Historically, human suffering was a direct result of external conditions. The primary struggles were for survival against tangible threats like starvation, predators, and environmental hardship. Today, many people live without these immediate threats, yet experience a different form of suffering. This distress is not caused by external reality, but is created internally through the mental process of social comparison.

Social comparison makes no sense when you consider hedonic adaptation. This is the observed human tendency to revert to a stable baseline level of contentment, regardless of positive or negative events (which is mostly not in your control). A person who acquires significant wealth or status experiences an initial increase in contentment. Though, this feeling is temporary and fleeting. They soon adapt to their new circumstances and their emotional state returns to its original baseline. The "happiness" that one might envy in another person is therefore not a permanent condition.
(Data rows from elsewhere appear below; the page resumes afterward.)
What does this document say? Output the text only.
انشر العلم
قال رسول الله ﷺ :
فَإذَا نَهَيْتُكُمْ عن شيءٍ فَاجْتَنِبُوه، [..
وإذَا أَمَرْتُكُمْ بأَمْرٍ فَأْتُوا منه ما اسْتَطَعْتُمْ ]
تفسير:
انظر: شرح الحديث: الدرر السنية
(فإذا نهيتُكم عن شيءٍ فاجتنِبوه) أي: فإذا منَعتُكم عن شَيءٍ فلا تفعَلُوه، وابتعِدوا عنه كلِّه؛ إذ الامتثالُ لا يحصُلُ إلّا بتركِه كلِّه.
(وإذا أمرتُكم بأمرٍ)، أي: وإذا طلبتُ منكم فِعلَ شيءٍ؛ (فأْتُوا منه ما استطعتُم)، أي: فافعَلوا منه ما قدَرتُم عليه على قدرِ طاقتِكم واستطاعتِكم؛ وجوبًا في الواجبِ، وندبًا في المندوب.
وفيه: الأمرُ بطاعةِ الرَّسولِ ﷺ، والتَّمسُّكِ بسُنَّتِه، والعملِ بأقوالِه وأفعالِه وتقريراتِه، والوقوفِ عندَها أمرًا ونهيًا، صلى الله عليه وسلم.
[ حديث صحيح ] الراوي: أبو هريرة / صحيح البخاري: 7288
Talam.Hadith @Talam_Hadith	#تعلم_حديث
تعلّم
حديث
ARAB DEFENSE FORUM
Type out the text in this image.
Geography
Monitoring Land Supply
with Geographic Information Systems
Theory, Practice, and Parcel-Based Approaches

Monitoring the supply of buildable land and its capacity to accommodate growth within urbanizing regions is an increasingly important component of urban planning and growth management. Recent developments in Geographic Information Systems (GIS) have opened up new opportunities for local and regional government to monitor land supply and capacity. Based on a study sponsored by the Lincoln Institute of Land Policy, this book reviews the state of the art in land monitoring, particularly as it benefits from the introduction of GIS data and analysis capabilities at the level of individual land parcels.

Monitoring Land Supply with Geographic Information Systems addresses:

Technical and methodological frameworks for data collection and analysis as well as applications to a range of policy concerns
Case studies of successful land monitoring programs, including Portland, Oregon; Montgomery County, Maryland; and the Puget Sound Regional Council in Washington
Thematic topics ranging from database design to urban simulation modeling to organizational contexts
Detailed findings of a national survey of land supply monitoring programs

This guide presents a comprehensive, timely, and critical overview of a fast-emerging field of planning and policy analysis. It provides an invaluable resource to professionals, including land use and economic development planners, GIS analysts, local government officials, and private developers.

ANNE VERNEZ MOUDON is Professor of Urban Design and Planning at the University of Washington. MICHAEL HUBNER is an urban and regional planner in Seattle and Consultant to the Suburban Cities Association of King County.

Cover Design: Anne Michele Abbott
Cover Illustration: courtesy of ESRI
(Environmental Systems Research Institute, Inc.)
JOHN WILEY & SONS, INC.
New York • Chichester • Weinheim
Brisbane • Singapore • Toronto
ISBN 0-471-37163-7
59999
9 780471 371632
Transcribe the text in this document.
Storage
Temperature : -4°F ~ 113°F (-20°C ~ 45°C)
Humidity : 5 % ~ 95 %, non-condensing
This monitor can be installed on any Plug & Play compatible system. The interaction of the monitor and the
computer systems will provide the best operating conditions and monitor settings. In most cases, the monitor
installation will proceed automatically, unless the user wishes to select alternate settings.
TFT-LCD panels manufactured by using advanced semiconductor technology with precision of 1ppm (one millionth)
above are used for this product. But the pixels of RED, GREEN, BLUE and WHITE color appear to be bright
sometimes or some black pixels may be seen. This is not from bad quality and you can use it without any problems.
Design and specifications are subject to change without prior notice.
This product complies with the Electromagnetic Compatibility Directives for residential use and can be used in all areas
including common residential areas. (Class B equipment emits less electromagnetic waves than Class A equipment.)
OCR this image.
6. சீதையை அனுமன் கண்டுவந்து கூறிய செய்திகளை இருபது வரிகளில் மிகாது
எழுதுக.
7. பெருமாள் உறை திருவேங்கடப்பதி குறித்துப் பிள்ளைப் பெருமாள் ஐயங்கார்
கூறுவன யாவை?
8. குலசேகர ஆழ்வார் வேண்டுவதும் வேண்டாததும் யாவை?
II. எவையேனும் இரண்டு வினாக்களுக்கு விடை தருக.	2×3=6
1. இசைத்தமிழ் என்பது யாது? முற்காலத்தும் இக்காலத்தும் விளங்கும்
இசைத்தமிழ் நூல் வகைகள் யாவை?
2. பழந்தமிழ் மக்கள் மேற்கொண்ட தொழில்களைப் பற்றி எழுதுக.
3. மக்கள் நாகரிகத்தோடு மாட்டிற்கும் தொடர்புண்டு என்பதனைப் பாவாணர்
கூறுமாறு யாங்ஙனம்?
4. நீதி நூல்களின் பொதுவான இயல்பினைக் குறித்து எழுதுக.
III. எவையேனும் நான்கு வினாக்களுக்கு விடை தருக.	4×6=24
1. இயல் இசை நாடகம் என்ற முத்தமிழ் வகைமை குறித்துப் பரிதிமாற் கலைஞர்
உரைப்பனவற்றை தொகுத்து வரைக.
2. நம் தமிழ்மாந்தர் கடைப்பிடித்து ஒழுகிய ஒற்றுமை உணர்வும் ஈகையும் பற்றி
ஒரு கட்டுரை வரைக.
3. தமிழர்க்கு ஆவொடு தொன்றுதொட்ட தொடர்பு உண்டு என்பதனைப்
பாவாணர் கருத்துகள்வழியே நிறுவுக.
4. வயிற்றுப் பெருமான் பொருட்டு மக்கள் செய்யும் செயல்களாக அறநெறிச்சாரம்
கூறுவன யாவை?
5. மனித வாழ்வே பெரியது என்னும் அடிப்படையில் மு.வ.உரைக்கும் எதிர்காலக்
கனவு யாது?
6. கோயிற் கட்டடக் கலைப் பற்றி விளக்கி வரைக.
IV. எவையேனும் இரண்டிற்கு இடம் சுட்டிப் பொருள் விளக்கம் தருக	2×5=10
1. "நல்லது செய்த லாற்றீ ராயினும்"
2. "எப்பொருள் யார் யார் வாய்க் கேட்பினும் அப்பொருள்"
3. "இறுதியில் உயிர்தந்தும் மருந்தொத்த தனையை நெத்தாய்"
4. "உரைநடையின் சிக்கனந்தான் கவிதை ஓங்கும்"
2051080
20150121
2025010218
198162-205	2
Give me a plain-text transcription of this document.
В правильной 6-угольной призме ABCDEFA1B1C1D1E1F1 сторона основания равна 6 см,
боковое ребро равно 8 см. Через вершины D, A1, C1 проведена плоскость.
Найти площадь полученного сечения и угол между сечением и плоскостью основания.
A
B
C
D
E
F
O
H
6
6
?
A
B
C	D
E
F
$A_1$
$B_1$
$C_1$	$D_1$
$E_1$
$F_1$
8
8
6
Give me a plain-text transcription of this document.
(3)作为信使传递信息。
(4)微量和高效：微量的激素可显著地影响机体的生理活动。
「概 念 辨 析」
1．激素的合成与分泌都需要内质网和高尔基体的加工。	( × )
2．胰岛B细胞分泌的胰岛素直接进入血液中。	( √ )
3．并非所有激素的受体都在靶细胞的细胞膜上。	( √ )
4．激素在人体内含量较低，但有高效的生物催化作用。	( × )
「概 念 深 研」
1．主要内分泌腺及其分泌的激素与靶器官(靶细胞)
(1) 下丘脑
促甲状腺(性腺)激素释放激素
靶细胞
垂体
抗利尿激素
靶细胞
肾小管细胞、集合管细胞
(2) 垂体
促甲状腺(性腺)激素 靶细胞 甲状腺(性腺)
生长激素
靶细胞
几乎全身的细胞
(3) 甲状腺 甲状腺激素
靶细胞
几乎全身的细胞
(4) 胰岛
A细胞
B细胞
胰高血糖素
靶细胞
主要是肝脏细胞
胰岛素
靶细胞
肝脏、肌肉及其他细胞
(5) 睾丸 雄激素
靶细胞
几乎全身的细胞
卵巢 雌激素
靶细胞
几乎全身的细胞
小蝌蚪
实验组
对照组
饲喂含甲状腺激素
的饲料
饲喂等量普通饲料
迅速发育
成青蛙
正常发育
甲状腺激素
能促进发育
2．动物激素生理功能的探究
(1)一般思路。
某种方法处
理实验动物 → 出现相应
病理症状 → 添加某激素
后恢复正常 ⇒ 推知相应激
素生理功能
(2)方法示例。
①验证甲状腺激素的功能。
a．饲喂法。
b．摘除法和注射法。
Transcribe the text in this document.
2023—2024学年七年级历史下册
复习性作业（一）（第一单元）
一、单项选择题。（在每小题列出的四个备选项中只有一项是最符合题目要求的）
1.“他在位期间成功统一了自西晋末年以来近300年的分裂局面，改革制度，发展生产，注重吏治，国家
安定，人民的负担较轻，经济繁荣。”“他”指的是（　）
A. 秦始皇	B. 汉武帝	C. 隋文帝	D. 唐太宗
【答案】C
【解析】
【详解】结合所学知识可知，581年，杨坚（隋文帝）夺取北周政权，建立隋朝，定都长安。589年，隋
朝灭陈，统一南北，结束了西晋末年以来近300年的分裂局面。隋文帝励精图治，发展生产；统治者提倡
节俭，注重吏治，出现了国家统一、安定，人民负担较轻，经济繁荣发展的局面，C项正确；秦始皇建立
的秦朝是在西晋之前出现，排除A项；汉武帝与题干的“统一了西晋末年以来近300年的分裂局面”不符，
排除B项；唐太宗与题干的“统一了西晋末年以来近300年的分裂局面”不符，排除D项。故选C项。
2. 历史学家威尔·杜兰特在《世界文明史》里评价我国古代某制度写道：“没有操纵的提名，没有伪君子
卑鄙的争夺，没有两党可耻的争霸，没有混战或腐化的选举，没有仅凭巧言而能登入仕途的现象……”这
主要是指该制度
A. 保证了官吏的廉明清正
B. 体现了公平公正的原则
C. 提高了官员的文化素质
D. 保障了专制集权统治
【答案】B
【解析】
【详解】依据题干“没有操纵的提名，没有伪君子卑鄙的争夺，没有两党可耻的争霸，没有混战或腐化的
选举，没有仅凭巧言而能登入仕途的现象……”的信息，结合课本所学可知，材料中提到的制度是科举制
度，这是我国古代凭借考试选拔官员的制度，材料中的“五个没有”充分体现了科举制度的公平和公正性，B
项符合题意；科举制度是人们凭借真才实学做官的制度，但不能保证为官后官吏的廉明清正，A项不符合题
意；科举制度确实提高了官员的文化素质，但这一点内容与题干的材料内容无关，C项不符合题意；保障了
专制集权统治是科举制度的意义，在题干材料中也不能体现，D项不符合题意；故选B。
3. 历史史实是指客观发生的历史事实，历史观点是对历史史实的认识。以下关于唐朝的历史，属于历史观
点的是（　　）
The existence of death functions as a final equalizer. All accumulated wealth, status, and competitive advantages are terminated at the end of an individual's life. Since this outcome is the same for every person, the lifelong pursuit of being "ahead" of others is an ultimately pointless activity.

The act of comparing oneself to others is also fundamentally illogical. For any single attribute (wealth, intelligence, physical appearance, or skill) it is a statistical certainty that another person exists who possesses that attribute to a greater degree. It is impossible to be superior to all other people in all respects. To engage in social comparison is to sabotage oneself with insatiable pursuits.

The only reasonable comparison for progress is one's own past self. Evaluating personal improvement over time is a useful and inspiring form of measurement.

Given that the perceived "happiness" of others is temporary (hedonic adaptation), that the end result for all people is the same (death), and that someone somewhere will always be better in some way, the emotions of jealousy and insecurity that come from social comparison are based on absurdly flawed ways of thinking. Suffering unnecessarily is an unintelligent and unproductive use of human consciousness.

Living fully isn’t a destination. It’s the continuous process of becoming. And that’s where the highest quality of life is found. Not in what happens to you, but in who you choose to be.